Media
JAKARTA - Gugatan uji materi atau judicial review Undang-Undang Partai Politik (UU Parpol) terkait pembubaran fraksi di DPR ke Mahkamah Konstitusi (MK), dinilai justru menyalahi dan menabrak konstitusi.
"Pembubaran fraksi itu menyalahi konstitusi, karena namanya peserta pemilu adalah parpol dan representasif parpol di DPR diwujudkan dalam bentuk fraksi," kata anggota Komisi XI DPR dari Fraksi Partai Golkar Nusron Wahid, di Jakarta, kemarin.
Namun, Nusron yang juga Ketua Umum Gerakan Pemuda (GP) Ansor, menyetujui adanya recall atau pergantian antar waktu (PAW) yang dilakukan fraksi terhadap anggotanya di DPR.
"Meski anggota direkomendasikan oleh parpol tetapi anggota DPR dipilih oleh rakyat. Apalagi sekarang yang banyak dipilih bukan parpol tetapi pencalonan individu dengan memilih nama," kata Nusron.
Ia secara tegas menyatakan, tidak setuju fraksi dibubarkan. Namun peranan fraksi dikurangi, terutama hak recall, disetujuinya.
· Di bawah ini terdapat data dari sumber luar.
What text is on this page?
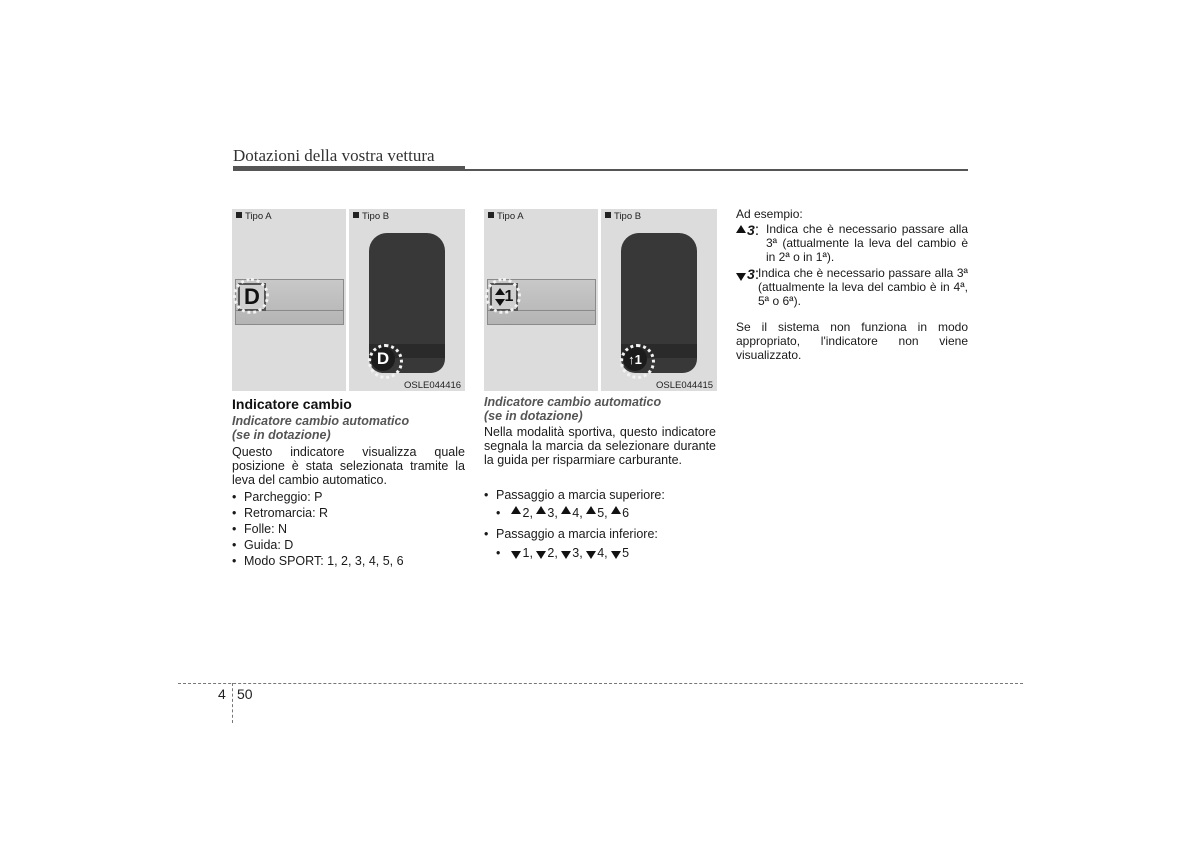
Dotazioni della vostra vettura
Tipo A	Tipo B
D
D
OSLE044416
Tipo A	Tipo B
1
↑ 1
OSLE044415
Indicatore cambio
Indicatore cambio automatico
(se in dotazione)
Questo indicatore visualizza quale posizione è stata selezionata tramite la leva del cambio automatico.
• Parcheggio: P
• Retromarcia: R
• Folle: N
• Guida: D
• Modo SPORT: 1, 2, 3, 4, 5, 6
Indicatore cambio automatico
(se in dotazione)
Nella modalità sportiva, questo indicatore segnala la marcia da selezionare durante la guida per risparmiare carburante.
• Passaggio a marcia superiore:
• 2, 3, 4, 5, 6
• Passaggio a marcia inferiore:
• 1, 2, 3, 4, 5
Ad esempio:
3: Indica che è necessario passare alla 3ª (attualmente la leva del cambio è in 2ª o in 1ª).
3:
Indica che è necessario passare alla 3ª (attualmente la leva del cambio è in 4ª, 5ª o 6ª).
Se il sistema non funziona in modo appropriato, l'indicatore non viene visualizzato.
4 50
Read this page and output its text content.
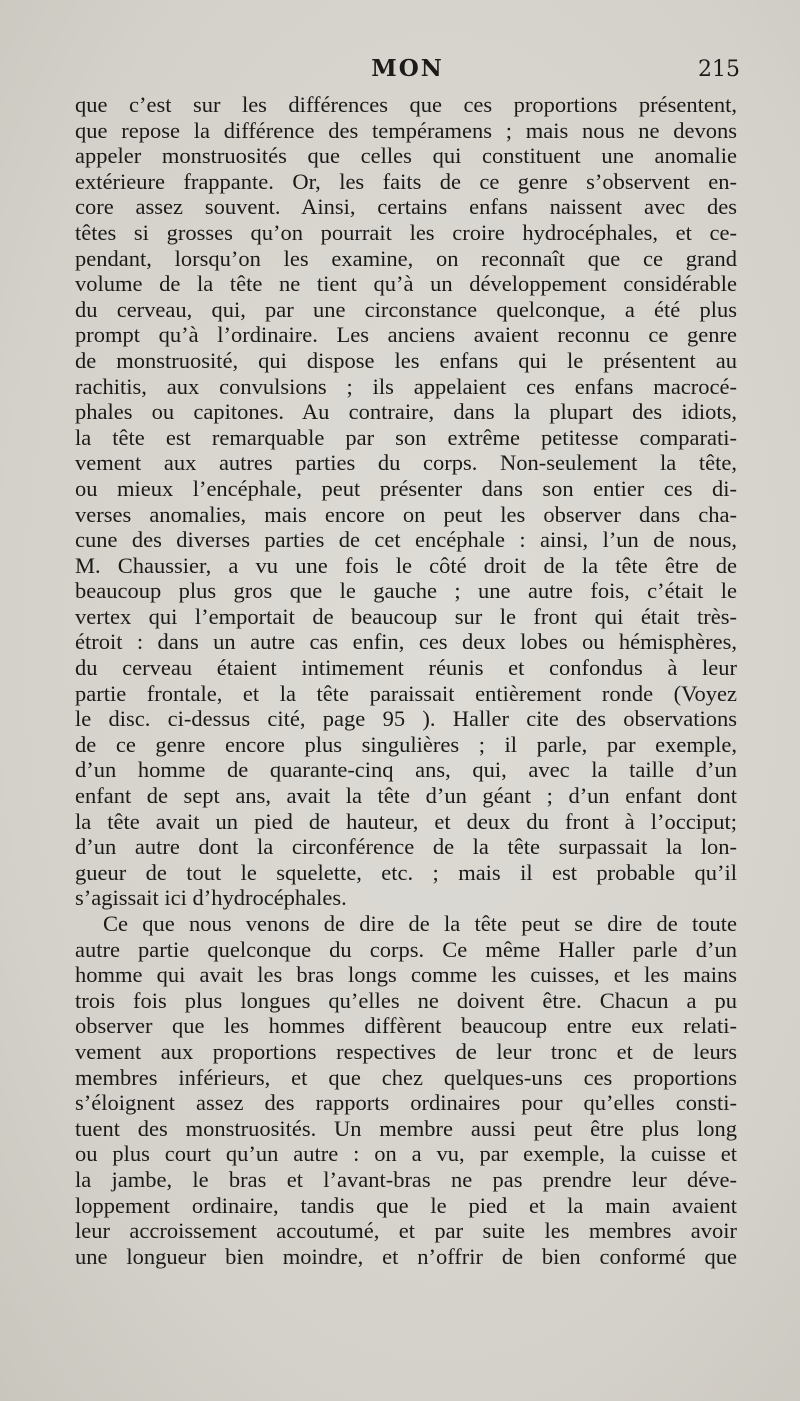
MON	215
que c’est sur les différences que ces proportions présentent,
que repose la différence des tempéramens ; mais nous ne devons
appeler monstruosités que celles qui constituent une anomalie
extérieure frappante. Or, les faits de ce genre s’observent en-
core assez souvent. Ainsi, certains enfans naissent avec des
têtes si grosses qu’on pourrait les croire hydrocéphales, et ce-
pendant, lorsqu’on les examine, on reconnaît que ce grand
volume de la tête ne tient qu’à un développement considérable
du cerveau, qui, par une circonstance quelconque, a été plus
prompt qu’à l’ordinaire. Les anciens avaient reconnu ce genre
de monstruosité, qui dispose les enfans qui le présentent au
rachitis, aux convulsions ; ils appelaient ces enfans macrocé-
phales ou capitones. Au contraire, dans la plupart des idiots,
la tête est remarquable par son extrême petitesse comparati-
vement aux autres parties du corps. Non-seulement la tête,
ou mieux l’encéphale, peut présenter dans son entier ces di-
verses anomalies, mais encore on peut les observer dans cha-
cune des diverses parties de cet encéphale : ainsi, l’un de nous,
M. Chaussier, a vu une fois le côté droit de la tête être de
beaucoup plus gros que le gauche ; une autre fois, c’était le
vertex qui l’emportait de beaucoup sur le front qui était très-
étroit : dans un autre cas enfin, ces deux lobes ou hémisphères,
du cerveau étaient intimement réunis et confondus à leur
partie frontale, et la tête paraissait entièrement ronde (Voyez
le disc. ci-dessus cité, page 95 ). Haller cite des observations
de ce genre encore plus singulières ; il parle, par exemple,
d’un homme de quarante-cinq ans, qui, avec la taille d’un
enfant de sept ans, avait la tête d’un géant ; d’un enfant dont
la tête avait un pied de hauteur, et deux du front à l’occiput;
d’un autre dont la circonférence de la tête surpassait la lon-
gueur de tout le squelette, etc. ; mais il est probable qu’il
s’agissait ici d’hydrocéphales.
Ce que nous venons de dire de la tête peut se dire de toute
autre partie quelconque du corps. Ce même Haller parle d’un
homme qui avait les bras longs comme les cuisses, et les mains
trois fois plus longues qu’elles ne doivent être. Chacun a pu
observer que les hommes diffèrent beaucoup entre eux relati-
vement aux proportions respectives de leur tronc et de leurs
membres inférieurs, et que chez quelques-uns ces proportions
s’éloignent assez des rapports ordinaires pour qu’elles consti-
tuent des monstruosités. Un membre aussi peut être plus long
ou plus court qu’un autre : on a vu, par exemple, la cuisse et
la jambe, le bras et l’avant-bras ne pas prendre leur déve-
loppement ordinaire, tandis que le pied et la main avaient
leur accroissement accoutumé, et par suite les membres avoir
une longueur bien moindre, et n’offrir de bien conformé que
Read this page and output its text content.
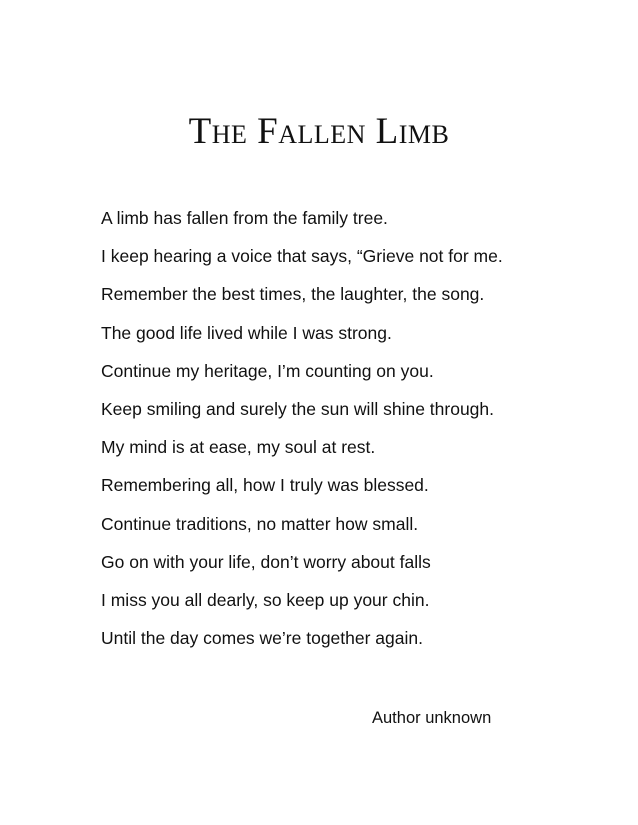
The Fallen Limb
A limb has fallen from the family tree.
I keep hearing a voice that says, “Grieve not for me.
Remember the best times, the laughter, the song.
The good life lived while I was strong.
Continue my heritage, I’m counting on you.
Keep smiling and surely the sun will shine through.
My mind is at ease, my soul at rest.
Remembering all, how I truly was blessed.
Continue traditions, no matter how small.
Go on with your life, don’t worry about falls
I miss you all dearly, so keep up your chin.
Until the day comes we’re together again.
Author unknown
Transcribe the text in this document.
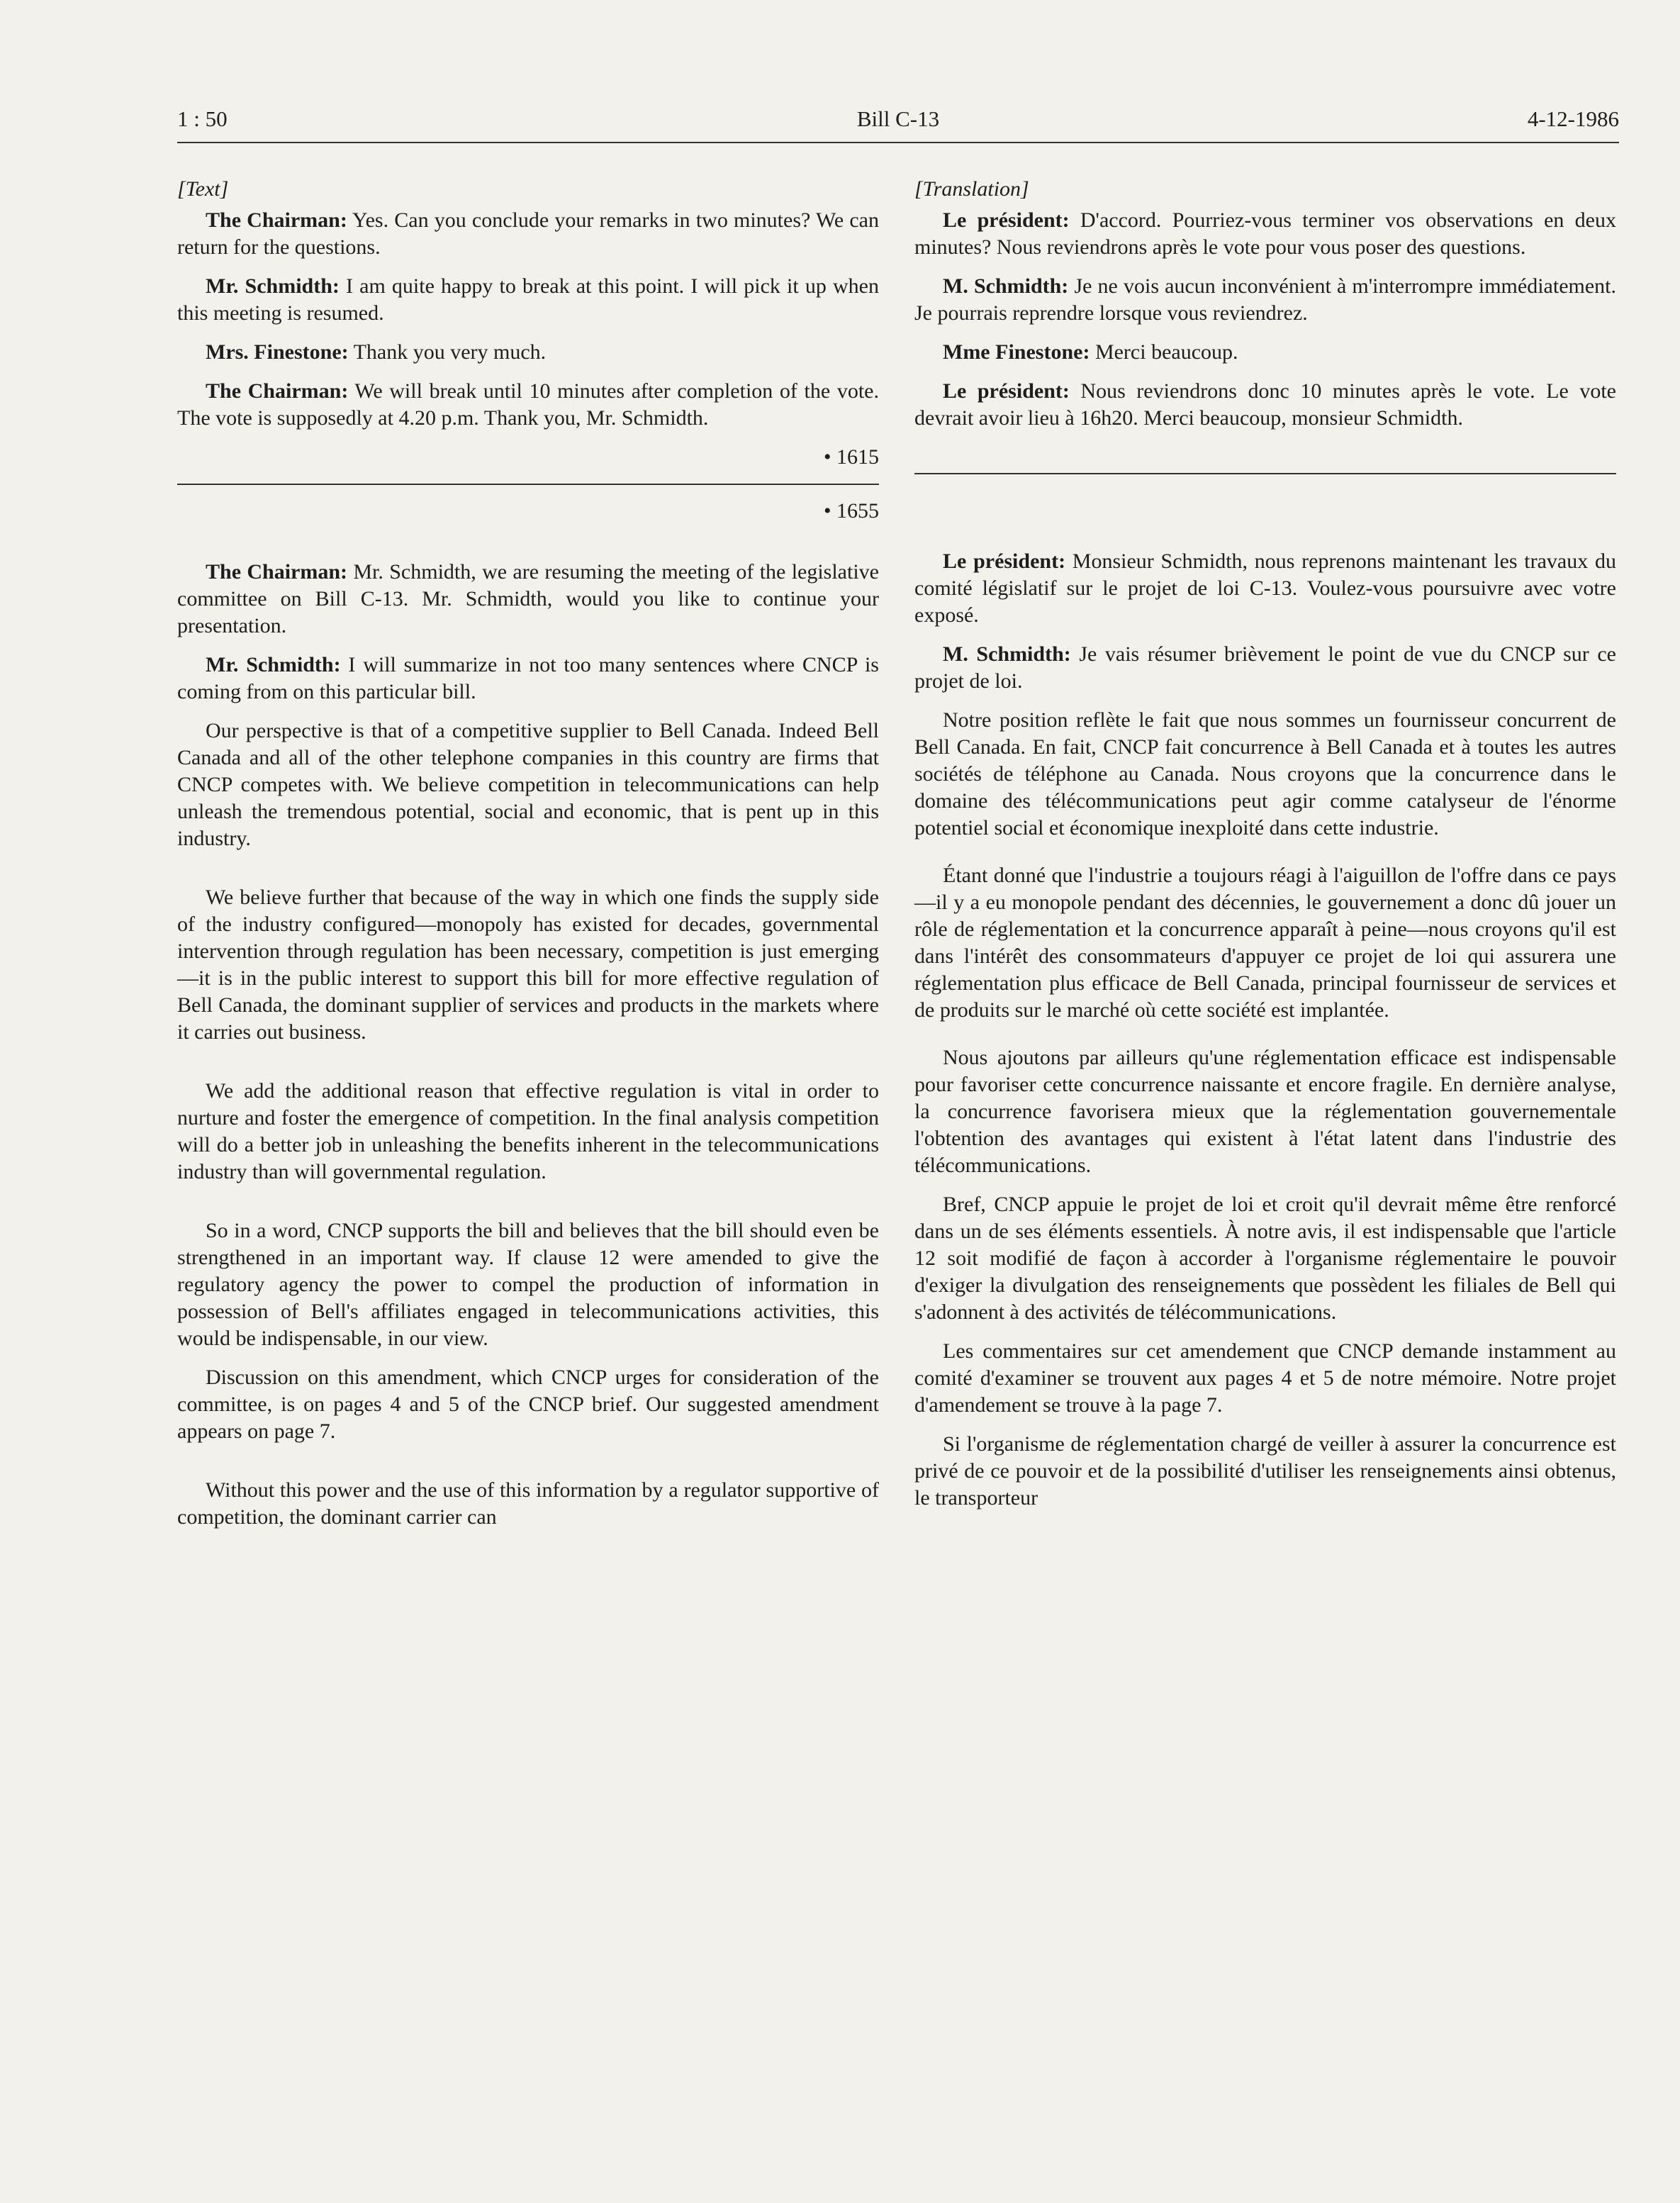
1 : 50	Bill C-13	4-12-1986

[Text]

The Chairman: Yes. Can you conclude your remarks in two minutes? We can return for the questions.

Mr. Schmidth: I am quite happy to break at this point. I will pick it up when this meeting is resumed.

Mrs. Finestone: Thank you very much.

The Chairman: We will break until 10 minutes after completion of the vote. The vote is supposedly at 4.20 p.m. Thank you, Mr. Schmidth.

• 1615
• 1655

The Chairman: Mr. Schmidth, we are resuming the meeting of the legislative committee on Bill C-13. Mr. Schmidth, would you like to continue your presentation.

Mr. Schmidth: I will summarize in not too many sentences where CNCP is coming from on this particular bill.

Our perspective is that of a competitive supplier to Bell Canada. Indeed Bell Canada and all of the other telephone companies in this country are firms that CNCP competes with. We believe competition in telecommunications can help unleash the tremendous potential, social and economic, that is pent up in this industry.

We believe further that because of the way in which one finds the supply side of the industry configured—monopoly has existed for decades, governmental intervention through regulation has been necessary, competition is just emerging—it is in the public interest to support this bill for more effective regulation of Bell Canada, the dominant supplier of services and products in the markets where it carries out business.

We add the additional reason that effective regulation is vital in order to nurture and foster the emergence of competition. In the final analysis competition will do a better job in unleashing the benefits inherent in the telecommunications industry than will governmental regulation.

So in a word, CNCP supports the bill and believes that the bill should even be strengthened in an important way. If clause 12 were amended to give the regulatory agency the power to compel the production of information in possession of Bell's affiliates engaged in telecommunications activities, this would be indispensable, in our view.

Discussion on this amendment, which CNCP urges for consideration of the committee, is on pages 4 and 5 of the CNCP brief. Our suggested amendment appears on page 7.

Without this power and the use of this information by a regulator supportive of competition, the dominant carrier can

[Translation]

Le président: D'accord. Pourriez-vous terminer vos observations en deux minutes? Nous reviendrons après le vote pour vous poser des questions.

M. Schmidth: Je ne vois aucun inconvénient à m'interrompre immédiatement. Je pourrais reprendre lorsque vous reviendrez.

Mme Finestone: Merci beaucoup.

Le président: Nous reviendrons donc 10 minutes après le vote. Le vote devrait avoir lieu à 16h20. Merci beaucoup, monsieur Schmidth.

Le président: Monsieur Schmidth, nous reprenons maintenant les travaux du comité législatif sur le projet de loi C-13. Voulez-vous poursuivre avec votre exposé.

M. Schmidth: Je vais résumer brièvement le point de vue du CNCP sur ce projet de loi.

Notre position reflète le fait que nous sommes un fournisseur concurrent de Bell Canada. En fait, CNCP fait concurrence à Bell Canada et à toutes les autres sociétés de téléphone au Canada. Nous croyons que la concurrence dans le domaine des télécommunications peut agir comme catalyseur de l'énorme potentiel social et économique inexploité dans cette industrie.

Étant donné que l'industrie a toujours réagi à l'aiguillon de l'offre dans ce pays—il y a eu monopole pendant des décennies, le gouvernement a donc dû jouer un rôle de réglementation et la concurrence apparaît à peine—nous croyons qu'il est dans l'intérêt des consommateurs d'appuyer ce projet de loi qui assurera une réglementation plus efficace de Bell Canada, principal fournisseur de services et de produits sur le marché où cette société est implantée.

Nous ajoutons par ailleurs qu'une réglementation efficace est indispensable pour favoriser cette concurrence naissante et encore fragile. En dernière analyse, la concurrence favorisera mieux que la réglementation gouvernementale l'obtention des avantages qui existent à l'état latent dans l'industrie des télécommunications.

Bref, CNCP appuie le projet de loi et croit qu'il devrait même être renforcé dans un de ses éléments essentiels. À notre avis, il est indispensable que l'article 12 soit modifié de façon à accorder à l'organisme réglementaire le pouvoir d'exiger la divulgation des renseignements que possèdent les filiales de Bell qui s'adonnent à des activités de télécommunications.

Les commentaires sur cet amendement que CNCP demande instamment au comité d'examiner se trouvent aux pages 4 et 5 de notre mémoire. Notre projet d'amendement se trouve à la page 7.

Si l'organisme de réglementation chargé de veiller à assurer la concurrence est privé de ce pouvoir et de la possibilité d'utiliser les renseignements ainsi obtenus, le transporteur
Ia juga setuju kalau fraksi tidak mengatur anggota fraksinya, karena fraksi bukan untuk mengebiri hak-hak DPR.
Seperti diberitakan, Gerakan Nasional Pemberantasan Tindak Pidana Korupsi (GNPK) melayangkan gugatan Pasal 12 huruf e UU Nomor 2 tahun 2008 tentang Parpol dan Pasal 11, Pasal 80, Pasal 301 dan Pasal 352 UU Nomor 27 tentang Majelis Permusyawaratan Rakyat, Dewan Perwakilan Rakyat dan Dewan Perwakilan Rakyat Daerah (MD4) ke MK.
Menurut Ketua GNPK, Adi Warman, gugatan itu salah satunya dimaksudkan untuk membubarkan keberadaan semua fraksi di MPR, DPR, DPRD provinsi dan kabupaten/kota di Indonesia.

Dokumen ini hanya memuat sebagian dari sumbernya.